Old Traditions and New Ideas, by Mark Hambourg
By Mark Hambourg.
Traditions, pedanticisms, yes, I consider them musical chloroforms which deaden the soul and the emotions. But, before saying anything more, I wish to state that if I venture to talk a little about some views of mine on tradition, and the interpretative side of the musical art, it is only because I have been so often asked to do so by people interested in such subjects; they therefore must be my excuse, and to them I appeal with these few remarks.
As an artist of to-day, then, I do protest against the tyranny this term "tradition" raises up against virtuosi and interpretative artists by the voices of musical Philistines.

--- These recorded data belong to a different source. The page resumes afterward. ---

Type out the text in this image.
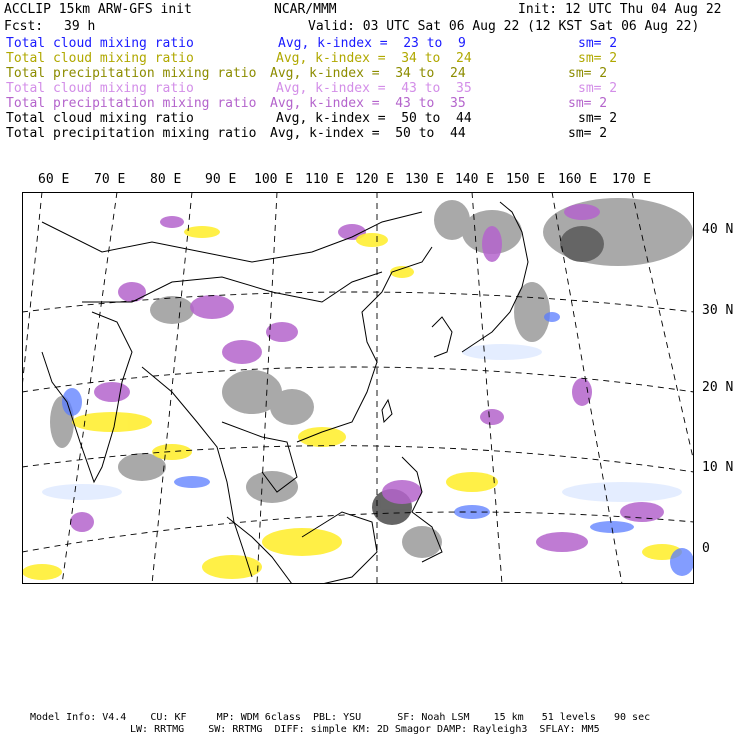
ACCLIP 15km ARW-GFS init	NCAR/MMM	Init: 12 UTC Thu 04 Aug 22
Fcst: 39 h	Valid: 03 UTC Sat 06 Aug 22 (12 KST Sat 06 Aug 22)
Total cloud mixing ratio	Avg, k-index =  23 to  9	sm= 2
Total cloud mixing ratio	Avg, k-index =  34 to  24	sm= 2
Total precipitation mixing ratio Avg, k-index =  34 to  24	sm= 2
Total cloud mixing ratio	Avg, k-index =  43 to  35	sm= 2
Total precipitation mixing ratio Avg, k-index =  43 to  35	sm= 2
Total cloud mixing ratio	Avg, k-index =  50 to  44	sm= 2
Total precipitation mixing ratio Avg, k-index =  50 to  44	sm= 2
60 E 70 E 80 E 90 E 100 E 110 E 120 E 130 E 140 E 150 E 160 E 170 E
40 N
30 N
20 N
10 N
0
Model Info: V4.4    CU: KF     MP: WDM 6class  PBL: YSU      SF: Noah LSM    15 km   51 levels   90 sec
LW: RRTMG    SW: RRTMG  DIFF: simple KM: 2D Smagor DAMP: Rayleigh3  SFLAY: MM5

These people seem to forget the great difference between style and tradition in interpretation, and appear to confuse the two things. Style, being the form which clothes the music as words clothe ideas, of course remains of its age, unchanging, stamped with the character of the time which generated it. But the life in the music surely may take color from every successive touch that strives to evoke it. Is not that the credential of its immortality, and of tradition? What is this shibboleth that has become such a dragon in music nowadays? What do people really mean by the word? I myself can never quite make it out. Do they really imagine seriously that they know (by means of unbroken records handed down, I suppose) exactly how Bach, Beethoven, etc., intended their works to be rendered? Surely this is nonsense. If there had been phonographs or gramophone records then, perhaps it had been possible. But in those days people did not even write about music as they do now, and I should doubt if there exist any authentic letters of those great composers telling of their ideas of how their works should be interpreted. Unfortunately, there was no Vasari for music. And even if such records did exist, there is another side to the question. It is an absolutely foregone conclusion that the composer should always be the best judge of how his work is to be rendered?

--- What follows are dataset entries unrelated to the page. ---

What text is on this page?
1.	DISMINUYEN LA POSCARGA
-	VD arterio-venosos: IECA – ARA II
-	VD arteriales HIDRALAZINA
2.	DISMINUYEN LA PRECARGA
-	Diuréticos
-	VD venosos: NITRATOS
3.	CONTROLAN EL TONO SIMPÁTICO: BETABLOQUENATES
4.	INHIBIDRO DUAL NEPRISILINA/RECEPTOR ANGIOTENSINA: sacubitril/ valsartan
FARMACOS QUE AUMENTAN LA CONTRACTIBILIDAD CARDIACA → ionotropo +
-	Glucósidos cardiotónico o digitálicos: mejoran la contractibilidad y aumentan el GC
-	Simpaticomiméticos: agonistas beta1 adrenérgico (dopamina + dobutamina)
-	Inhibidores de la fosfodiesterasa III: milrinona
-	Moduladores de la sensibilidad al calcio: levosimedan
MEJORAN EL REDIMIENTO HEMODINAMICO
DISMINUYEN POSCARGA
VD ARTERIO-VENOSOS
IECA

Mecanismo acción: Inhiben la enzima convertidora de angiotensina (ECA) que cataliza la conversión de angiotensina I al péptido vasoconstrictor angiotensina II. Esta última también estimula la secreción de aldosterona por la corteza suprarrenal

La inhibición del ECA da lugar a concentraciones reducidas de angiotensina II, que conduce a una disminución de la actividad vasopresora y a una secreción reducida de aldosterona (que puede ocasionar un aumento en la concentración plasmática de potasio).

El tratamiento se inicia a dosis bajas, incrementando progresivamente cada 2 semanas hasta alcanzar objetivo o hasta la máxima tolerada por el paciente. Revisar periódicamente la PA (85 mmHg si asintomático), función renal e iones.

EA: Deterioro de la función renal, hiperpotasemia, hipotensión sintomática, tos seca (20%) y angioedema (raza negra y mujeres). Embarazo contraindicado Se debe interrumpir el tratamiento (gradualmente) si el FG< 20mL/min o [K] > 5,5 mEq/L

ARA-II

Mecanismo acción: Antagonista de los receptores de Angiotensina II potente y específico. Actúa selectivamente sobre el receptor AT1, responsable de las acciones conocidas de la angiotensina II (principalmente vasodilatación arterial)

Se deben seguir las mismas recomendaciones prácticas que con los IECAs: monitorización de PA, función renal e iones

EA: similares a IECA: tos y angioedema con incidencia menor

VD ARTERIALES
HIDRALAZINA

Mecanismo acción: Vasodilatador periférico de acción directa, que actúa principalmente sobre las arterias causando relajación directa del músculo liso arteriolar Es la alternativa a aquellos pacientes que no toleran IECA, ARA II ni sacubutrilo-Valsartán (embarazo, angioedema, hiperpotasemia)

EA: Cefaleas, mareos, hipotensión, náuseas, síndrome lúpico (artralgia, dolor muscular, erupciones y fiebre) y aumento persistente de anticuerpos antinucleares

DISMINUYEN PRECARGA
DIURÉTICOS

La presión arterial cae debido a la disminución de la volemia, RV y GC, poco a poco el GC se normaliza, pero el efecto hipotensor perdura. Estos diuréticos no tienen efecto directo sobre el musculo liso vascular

Personally I am of the opinion that all great works of music cannot be confined to one special interpretation. I think the very art is too elusive and intangible for such restrictions. It is in this respect more akin to philosophy, and lends itself to many different expositions, each of value according as it produces an intellectual and also an emotional impression. Everyone knows the story of how Tschaikowsky, when he first heard his piano concerto played by a great artist, was quite overcome with surprise and pleasure, saying that he had never imagined it would or could sound like that. The same story has been told of many composers, and I, for one, am certain that if Bach could have heard his organ fugues sound as they do now when finely played by a great artist on the modern piano he would have been enthusiastic and delighted.
I think there is a great similarity between the position of the musical interpreter and the actor. Yet it does not seem to me that the actor is subjected to the same fire of criticism as the virtuoso musician when the former departs from the reading of a preceding great actor and gives to his role an intrepretation (sic) born of his own original conception. On the contrary, people welcome the many conceptions of, say, "Hamlet" (I take that role because it is such a specially striking example of many different versions). Well, there is not much resemblance to be found between the Hamlet of Irving and the Hamlet of Forbes Robertson, as conceptions of character, yet no one says either one is or is not Shakespeare. The same with every great stage character.

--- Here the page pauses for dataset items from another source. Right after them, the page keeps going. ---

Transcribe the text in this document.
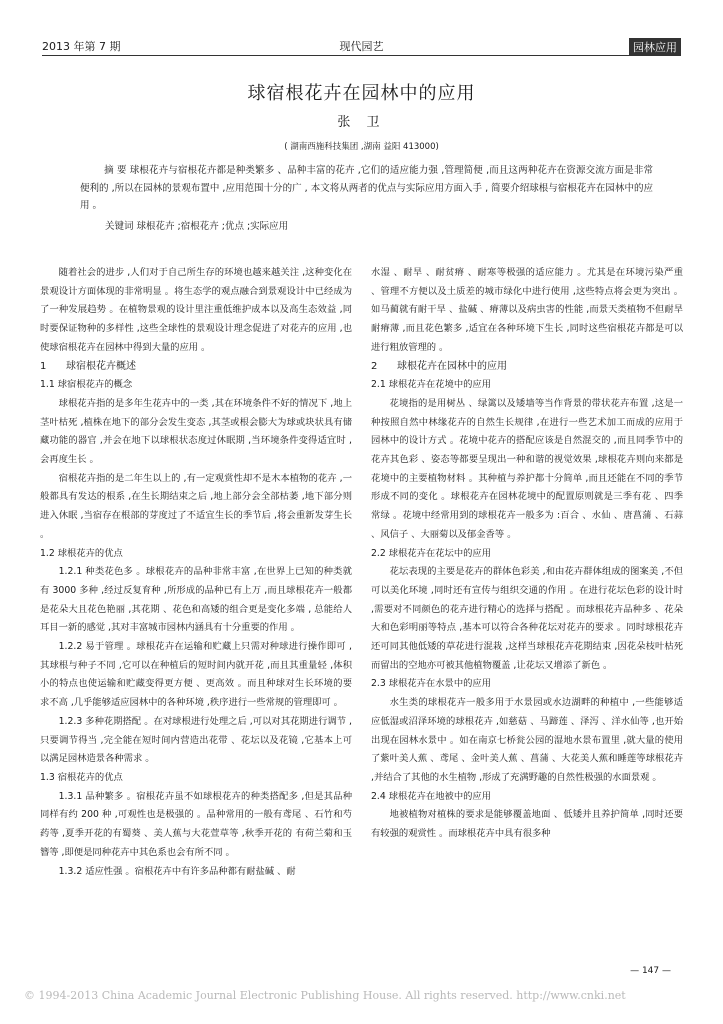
2013 年第 7 期	现代园艺	园林应用
球宿根花卉在园林中的应用
张 卫
( 湖南西施科技集团 ,湖南 益阳 413000)
摘 要 球根花卉与宿根花卉都是种类繁多 、品种丰富的花卉 ,它们的适应能力强 ,管理简便 ,而且这两种花卉在资源交流方面是非常便利的 ,所以在园林的景观布置中 ,应用范围十分的广 , 本文将从两者的优点与实际应用方面入手 , 简要介绍球根与宿根花卉在园林中的应用 。
关键词 球根花卉 ;宿根花卉 ;优点 ;实际应用

随着社会的进步 ,人们对于自己所生存的环境也越来越关注 ,这种变化在景观设计方面体现的非常明显 。将生态学的观点融合到景观设计中已经成为了一种发展趋势 。在植物景观的设计里注重低维护成本以及高生态效益 ,同时要保证物种的多样性 ,这些全球性的景观设计理念促进了对花卉的应用 ,也使球宿根花卉在园林中得到大量的应用 。

1 球宿根花卉概述
1.1 球宿根花卉的概念

球根花卉指的是多年生花卉中的一类 ,其在环境条件不好的情况下 ,地上茎叶枯死 ,植株在地下的部分会发生变态 ,其茎或根会膨大为球或块状具有储藏功能的器官 ,并会在地下以球根状态度过休眠期 ,当环境条件变得适宜时 ,会再度生长 。

宿根花卉指的是二年生以上的 ,有一定观赏性却不是木本植物的花卉 ,一般都具有发达的根系 ,在生长期结束之后 ,地上部分会全部枯萎 ,地下部分则进入休眠 ,当宿存在根部的芽度过了不适宜生长的季节后 ,将会重新发芽生长 。

1.2 球根花卉的优点

1.2.1 种类花色多 。球根花卉的品种非常丰富 ,在世界上已知的种类就有 3000 多种 ,经过反复育种 ,所形成的品种已有上万 ,而且球根花卉一般都是花朵大且花色艳丽 ,其花期 、花色和高矮的组合更是变化多端 , 总能给人耳目一新的感觉 ,其对丰富城市园林内涵具有十分重要的作用 。

1.2.2 易于管理 。球根花卉在运输和贮藏上只需对种球进行操作即可 ,其球根与种子不同 ,它可以在种植后的短时间内就开花 ,而且其重量轻 ,体积小的特点也使运输和贮藏变得更方便 、更高效 。而且种球对生长环境的要求不高 ,几乎能够适应园林中的各种环境 ,秩序进行一些常规的管理即可 。

1.2.3 多种花期搭配 。在对球根进行处理之后 ,可以对其花期进行调节 ,只要调节得当 ,完全能在短时间内营造出花带 、花坛以及花镜 ,它基本上可以满足园林造景各种需求 。

1.3 宿根花卉的优点

1.3.1 品种繁多 。宿根花卉虽不如球根花卉的种类搭配多 ,但是其品种同样有约 200 种 ,可观性也是极强的 。品种常用的一般有鸢尾 、石竹和芍药等 ,夏季开花的有蜀葵 、美人蕉与大花萱草等 ,秋季开花的 有荷兰菊和玉簪等 ,即便是同种花卉中其色系也会有所不同 。

1.3.2 适应性强 。宿根花卉中有许多品种都有耐盐碱 、耐

水湿 、耐旱 、耐贫瘠 、耐寒等极强的适应能力 。尤其是在环境污染严重 、管理不方便以及土质差的城市绿化中进行使用 ,这些特点将会更为突出 。如马蔺就有耐干旱 、盐碱 、瘠薄以及病虫害的性能 ,而景天类植物不但耐旱耐瘠薄 ,而且花色繁多 ,适宜在各种环境下生长 ,同时这些宿根花卉都是可以进行粗放管理的 。

2 球根花卉在园林中的应用
2.1 球根花卉在花境中的应用

花境指的是用树丛 、绿篱以及矮墙等当作背景的带状花卉布置 ,这是一种按照自然中林缘花卉的自然生长规律 ,在进行一些艺术加工而成的应用于园林中的设计方式 。花境中花卉的搭配应该是自然混交的 ,而且同季节中的花卉其色彩 、姿态等都要呈现出一种和谐的视觉效果 ,球根花卉则向来都是花境中的主要植物材料 。其种植与养护都十分简单 ,而且还能在不同的季节形成不同的变化 。球根花卉在园林花境中的配置原则就是三季有花 、四季常绿 。花境中经常用到的球根花卉一般多为 :百合 、水仙 、唐菖蒲 、石蒜 、风信子 、大丽菊以及郁金香等 。

2.2 球根花卉在花坛中的应用

花坛表现的主要是花卉的群体色彩美 ,和由花卉群体组成的图案美 ,不但可以美化环境 ,同时还有宣传与组织交通的作用 。在进行花坛色彩的设计时 ,需要对不同颜色的花卉进行精心的选择与搭配 。而球根花卉品种多 、花朵大和色彩明丽等特点 ,基本可以符合各种花坛对花卉的要求 。同时球根花卉还可同其他低矮的草花进行混栽 ,这样当球根花卉花期结束 ,因花朵枝叶枯死而留出的空地亦可被其他植物覆盖 ,让花坛又增添了新色 。

2.3 球根花卉在水景中的应用

水生类的球根花卉一般多用于水景园或水边湖畔的种植中 ,一些能够适应低湿或沼泽环境的球根花卉 ,如慈菇 、马蹄莲 、泽泻 、洋水仙等 ,也开始出现在园林水景中 。如在南京七桥瓮公园的湿地水景布置里 ,就大量的使用了紫叶美人蕉 、鸢尾 、金叶美人蕉 、菖蒲 、大花美人蕉和睡莲等球根花卉 ,并结合了其他的水生植物 ,形成了充满野趣的自然性极强的水面景观 。

2.4 球根花卉在地被中的应用

地被植物对植株的要求是能够覆盖地面 、低矮并且养护简单 ,同时还要有较强的观赏性 。而球根花卉中具有很多种

— 147 —
© 1994-2013 China Academic Journal Electronic Publishing House. All rights reserved. http://www.cnki.net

I do not mean to say that I am an advocate of originality in a grotesque or exaggerated form, the "anything to do something different" sort of spirit! That is not a serious or possible attitude for an artist to take who regards music as an intellectual study and loves and reverences it in all its greatest forms whether old or modern. But, when after years of careful study, much thought, and having acquired a thorough knowledge of the letter and tendency of the music, an artist then comes before his public with a conception evolved by himself out of the impression the work has made on his particular mind, surely he must not be condemned because he brings the composer's message home to the hearts of his hearers, warmed by the magnetism of his own imagination.—Music.